Anna, Amerikan Mummu,un portrait de la photographe Nina Korhonen
Partir, tout quitter pour un pays dont on ne connaît que les images imprimées. Anna a fait ce choix. Elle n’est ni aventurière, ni journaliste, simplement le modèle inattendu de la photographe Nina Korhonen, lauréate finlandaise du " Prix du livre photo de l’année". C’est au Centre Culturel Suédois que le visiteur peut rencontrer cette femme de 80 ans, photographiée au cours de toutes ses activités, intimes, drôles, et truffées de clin d’œil à la vie, qu’elle semble traverser avec distance et insouciance.
Capturées avec respect et tendresse, les images de cette grand-mère détonnent avec ce que le visiteur est habitué à voir. Elles s’immiscent dans l’intérieur américain que s’est forgé cette femme finlandaise qui décida, un beau matin de 1959, de laisser derrière elle son mari et sa fille pour partir à la conquête de l’est des Etats-Unis. Les instants se juxtaposent, jouant de la solitude, de la découverte, et d’un temps las. Anna - qui n’est autre que la véritable grand-mère de la photographe Nina Korhonen - se plaît à fixer l’objectif, comme à l’ignorer dans le soupir d’une sieste. L’humanité est là, résonnant dans chaque cliché. La peau, la langueur du corps et ses marques du temps se calment devant les yeux du visiteur, pour mieux lui sourire par moult pitreries et gestes raisonnés, propre à cet âge où plus rien ne nous surprend. Décomplexée, Anna continue à vivre, offre à son corps la joie des rayons de soleil sur sa peau et propulse les éclats de rire hors de ses rides, comme aurait pu la photographier Nan Goldin ou Diane Arbus.
Le portrait ici dressé est celui de la grand-mère de l’inconscient collectif, celle qui nous prépare affectueusement des confitures, qui nous glisse malicieusement quelques noix dans le fond de la poche, ou celle qui encore nous réveille au petit matin pour nous faire connaître la curieuse sensation de marcher pieds nus dans la rosée fraîche. Mais c’est aussi la représentation d’une femme indépendante qui n’oublie pas ses passions, comme celles de changer de visage pour la fête des morts (Halloween, Lake Worth, 2005), ou que d’aller " shopper " toute de rouge vêtue, dans les rues de Manhattan…

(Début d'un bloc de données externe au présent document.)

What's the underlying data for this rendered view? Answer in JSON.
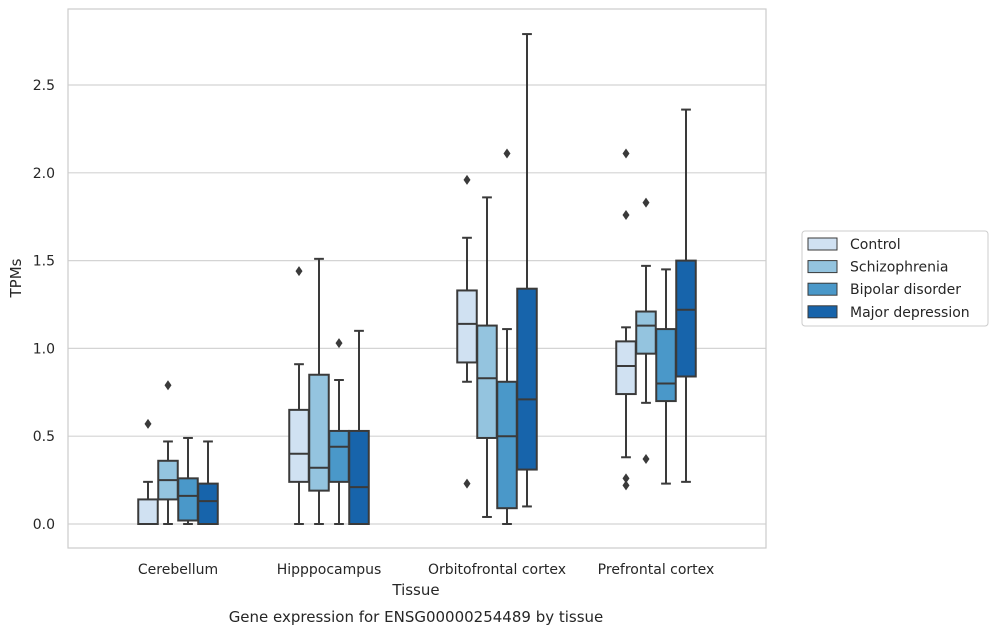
{
  "chart_data": {
    "type": "box",
    "caption": "Gene expression for ENSG00000254489 by tissue",
    "xlabel": "Tissue",
    "ylabel": "TPMs",
    "ylim": [
      -0.13,
      2.94
    ],
    "yticks": [
      0.0,
      0.5,
      1.0,
      1.5,
      2.0,
      2.5
    ],
    "ytick_labels": [
      "0.0",
      "0.5",
      "1.0",
      "1.5",
      "2.0",
      "2.5"
    ],
    "grid": "horizontal",
    "legend_position": "right",
    "categories": [
      "Cerebellum",
      "Hipppocampus",
      "Orbitofrontal cortex",
      "Prefrontal cortex"
    ],
    "series": [
      {
        "name": "Control",
        "color": "#d0e1f2",
        "boxes": [
          {
            "whislo": 0.0,
            "q1": 0.0,
            "med": 0.0,
            "q3": 0.14,
            "whishi": 0.24,
            "fliers": [
              0.57
            ]
          },
          {
            "whislo": 0.0,
            "q1": 0.24,
            "med": 0.4,
            "q3": 0.65,
            "whishi": 0.91,
            "fliers": [
              1.44
            ]
          },
          {
            "whislo": 0.81,
            "q1": 0.92,
            "med": 1.14,
            "q3": 1.33,
            "whishi": 1.63,
            "fliers": [
              1.96,
              0.23
            ]
          },
          {
            "whislo": 0.38,
            "q1": 0.74,
            "med": 0.9,
            "q3": 1.04,
            "whishi": 1.12,
            "fliers": [
              2.11,
              1.76,
              0.26,
              0.22
            ]
          }
        ]
      },
      {
        "name": "Schizophrenia",
        "color": "#94c4df",
        "boxes": [
          {
            "whislo": 0.0,
            "q1": 0.14,
            "med": 0.25,
            "q3": 0.36,
            "whishi": 0.47,
            "fliers": [
              0.79
            ]
          },
          {
            "whislo": 0.0,
            "q1": 0.19,
            "med": 0.32,
            "q3": 0.85,
            "whishi": 1.51,
            "fliers": []
          },
          {
            "whislo": 0.04,
            "q1": 0.49,
            "med": 0.83,
            "q3": 1.13,
            "whishi": 1.86,
            "fliers": []
          },
          {
            "whislo": 0.69,
            "q1": 0.97,
            "med": 1.13,
            "q3": 1.21,
            "whishi": 1.47,
            "fliers": [
              1.83,
              0.37
            ]
          }
        ]
      },
      {
        "name": "Bipolar disorder",
        "color": "#4a98c9",
        "boxes": [
          {
            "whislo": 0.0,
            "q1": 0.02,
            "med": 0.16,
            "q3": 0.26,
            "whishi": 0.49,
            "fliers": []
          },
          {
            "whislo": 0.0,
            "q1": 0.24,
            "med": 0.44,
            "q3": 0.53,
            "whishi": 0.82,
            "fliers": [
              1.03
            ]
          },
          {
            "whislo": 0.0,
            "q1": 0.09,
            "med": 0.5,
            "q3": 0.81,
            "whishi": 1.11,
            "fliers": [
              2.11
            ]
          },
          {
            "whislo": 0.23,
            "q1": 0.7,
            "med": 0.8,
            "q3": 1.11,
            "whishi": 1.45,
            "fliers": []
          }
        ]
      },
      {
        "name": "Major depression",
        "color": "#1764ab",
        "boxes": [
          {
            "whislo": 0.0,
            "q1": 0.0,
            "med": 0.13,
            "q3": 0.23,
            "whishi": 0.47,
            "fliers": []
          },
          {
            "whislo": 0.0,
            "q1": 0.0,
            "med": 0.21,
            "q3": 0.53,
            "whishi": 1.1,
            "fliers": []
          },
          {
            "whislo": 0.1,
            "q1": 0.31,
            "med": 0.71,
            "q3": 1.34,
            "whishi": 2.79,
            "fliers": []
          },
          {
            "whislo": 0.24,
            "q1": 0.84,
            "med": 1.22,
            "q3": 1.5,
            "whishi": 2.36,
            "fliers": []
          }
        ]
      }
    ]
  }
}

L’humour et l’autodérision baignent la vie de cette femme, tout en côtoyant des images de silence, propices à l’introspection du visiteur. Les murs et objets entourant Anna, qui sont restés les mêmes qu’à son arrivée en 1959. Les carreaux en céramiques à fleurs de la salle de bains dialoguent alors avec les interrupteurs de Formica et les fils électriques encore enroulés de tissu des lampes et des appareils ménagers. Plus loin, une table, seule, où se déploie un jeu de cartes, celles-ci usées, blanchies semblent attendre qu’on vienne les manipuler, les faire claquer. Tout comme les grilles de loto, sagement rangées, qui, peut être, ont été oubliées, elles… Cette exposition photographique, retracée également dans le livre de l’artiste, Anna, Amerikan Mummu, inscrite dans le cadre du Mois de la Photo à Paris, en voisine une autre qui propose les 55 livres nominés depuis la création du " Prix du livre photo de l’année " suédois. Chaque visiteur peut ainsi feuilleter sur leurs pupitres les livres inédits de photographes contemporains, dont le lauréat de cette année n’est autre qu’Anna Caldén, avec son livre Holding . Une excursion urbaine et artistique à partager seul ou accompagné, dans le cadre accueillant et moderne du Centre Culturel Suédois.